Maya Harpaz, the leader of pro-Israel clubs at the University of Pennsylvania, knew that fellow Jewish students were concerned about the Palestine Writes Festival from Sept. 22-24. It was an event celebrating Palestinian culture but also amplifying anti-Israel voices such as former Pink Floyd frontman Roger Waters.
What kind of elements would this bring to campus?
To be safe, Harpaz organized a meeting with Penn’s head of public safety, another representative from the university and Rachel Saifer, the director of operations for Penn Hillel. The university officials assured Harpaz and Saifer that they would keep watch over Hillel, Jewish-affiliated buildings and fraternities and sororities. Hillel and Jewish spaces are always a top priority for them, they said.
“That was something she initiated,” Saifer said of Harpaz. “I think it was just reassuring students that the university was on this.”
Penn Hillel was vandalized the day before the festival started. But no one was injured, and Penn Public Safety apprehended the perpetrator. Then the festival passed without incident.
Harpaz, 19, joined many of her fellow Jewish students at a Hillel-organized Shabbat dinner on Sept. 22. They wanted to show solidarity during an event with anti-Israel speakers.
It was not an event that Harpaz organized. But many such gatherings on Penn’s campus are. The junior, who is concentrating her studies on public policy and governance, tries to get real-world experience, too.
She has served as the vice president of Israel engagement for Hillel since January. She is also serving as a communications director for the American Israel Public Affairs Committee’s Women’s Leadership Council, which engages female students nationwide. During the 2020 presidential election, she managed a team of volunteers working to elect Joe Biden in her home state of Florida.
“She’s a leader. She’s articulate. Very mature. And presents herself beautifully,” Saifer said.
Harpaz is interested in public policy in general. But Israel may be her No. 1 issue.
Her father was born there but moved to the U.S. with his parents when he was three. His extended family still lives in the Tel Aviv area. When Harpaz was growing up, she had a bat mitzvah ceremony in Israel and visited on other occasions.
By the time she completed an eight-week internship in Israel with Birthright’s Onward program this past summer, Harpaz realized something. In America, “Jews are the minority, and you have to go out of your way to celebrate and be Jewish,” she said. But in Israel, “You don’t have to go to services to celebrate Rosh Hashanah.”

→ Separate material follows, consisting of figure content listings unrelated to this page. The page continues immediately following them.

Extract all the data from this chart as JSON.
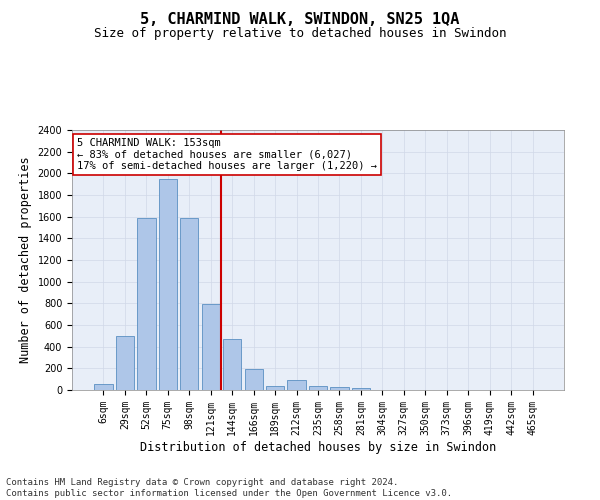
{
  "title1": "5, CHARMIND WALK, SWINDON, SN25 1QA",
  "title2": "Size of property relative to detached houses in Swindon",
  "xlabel": "Distribution of detached houses by size in Swindon",
  "ylabel": "Number of detached properties",
  "categories": [
    "6sqm",
    "29sqm",
    "52sqm",
    "75sqm",
    "98sqm",
    "121sqm",
    "144sqm",
    "166sqm",
    "189sqm",
    "212sqm",
    "235sqm",
    "258sqm",
    "281sqm",
    "304sqm",
    "327sqm",
    "350sqm",
    "373sqm",
    "396sqm",
    "419sqm",
    "442sqm",
    "465sqm"
  ],
  "values": [
    60,
    500,
    1590,
    1950,
    1590,
    790,
    470,
    195,
    35,
    90,
    35,
    25,
    20,
    0,
    0,
    0,
    0,
    0,
    0,
    0,
    0
  ],
  "bar_color": "#aec6e8",
  "bar_edge_color": "#5a8fc2",
  "vline_x": 5.5,
  "vline_color": "#cc0000",
  "annotation_text": "5 CHARMIND WALK: 153sqm\n← 83% of detached houses are smaller (6,027)\n17% of semi-detached houses are larger (1,220) →",
  "annotation_box_color": "#ffffff",
  "annotation_box_edge": "#cc0000",
  "ylim": [
    0,
    2400
  ],
  "yticks": [
    0,
    200,
    400,
    600,
    800,
    1000,
    1200,
    1400,
    1600,
    1800,
    2000,
    2200,
    2400
  ],
  "grid_color": "#d0d8e8",
  "bg_color": "#e8eef8",
  "footnote": "Contains HM Land Registry data © Crown copyright and database right 2024.\nContains public sector information licensed under the Open Government Licence v3.0.",
  "title1_fontsize": 11,
  "title2_fontsize": 9,
  "xlabel_fontsize": 8.5,
  "ylabel_fontsize": 8.5,
  "tick_fontsize": 7,
  "annot_fontsize": 7.5,
  "footnote_fontsize": 6.5
}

“The streets are empty,” Harpaz added.
The Penn student joined the Hillel student leadership board when she arrived on campus. Through the group, she learned about PIPAC, the Penn Israel Public Affairs Committee. Harpaz joined that, too, and started meeting with members of Congress and traveling to Washington, D.C., to discuss issues relating to Israel.
Two issues stand out above others: securing U.S. funding for Israel’s Iron Dome air defense system and preventing Iran from getting a nuclear weapon. In some conversations, the student and her PIPAC colleagues help raise awareness among members of Congress.

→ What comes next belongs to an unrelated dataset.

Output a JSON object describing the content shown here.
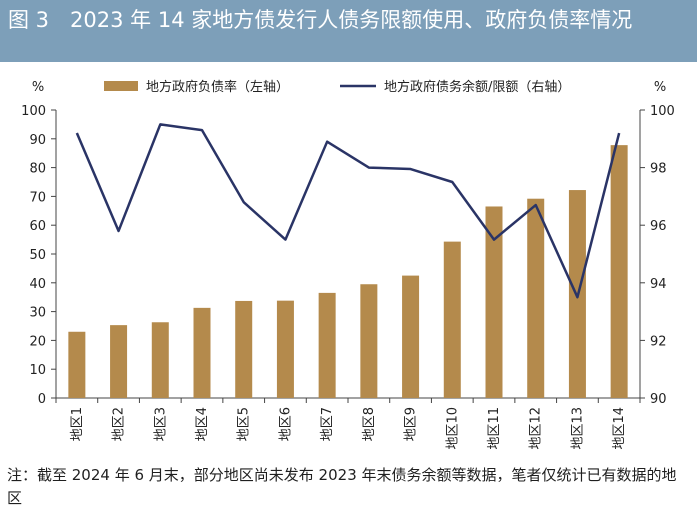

“I’m drawn to understanding how governments work, how things get changed,” Harpaz said.
At the first PIPAC meeting Harpaz attended a couple of years ago, there were fewer than 10 people. Today, she runs the club. And at recent meetings, there were more than 30 students.
The junior reached out to people individually. She texted them, took them out for coffee and invited them to events.
“That personal relationship is important,” Harpaz said.
Last year, she organized a talk by Ted Deutch, the CEO of the American Jewish Committee and former congressman from Florida. The student leader got 80 people to show up.
“It was an incredibly successful evening,” Saifer said.
When Penn Hillel needed someone to speak in public about the Palestine Writes Festival, it chose Harpaz, a student. She said she didn’t want to see the event canceled. But she did join a chorus of other Jewish community leaders who called on the university to condemn the speakers who had made anti-Israel remarks in the past.
Penn’s president, M. Elizabeth Magill, its provost, John L. Jackson, and arts and sciences dean, Steven J. Fluharty, obliged.
“We unequivocally — and emphatically — condemn antisemitism as antithetical to our institutional values,” they said.
Harpaz wants to go to law school when she graduates.
“I think being a lawyer is a way you can make change and advocate for people. Advocate for causes that you’re passionate about,” she said.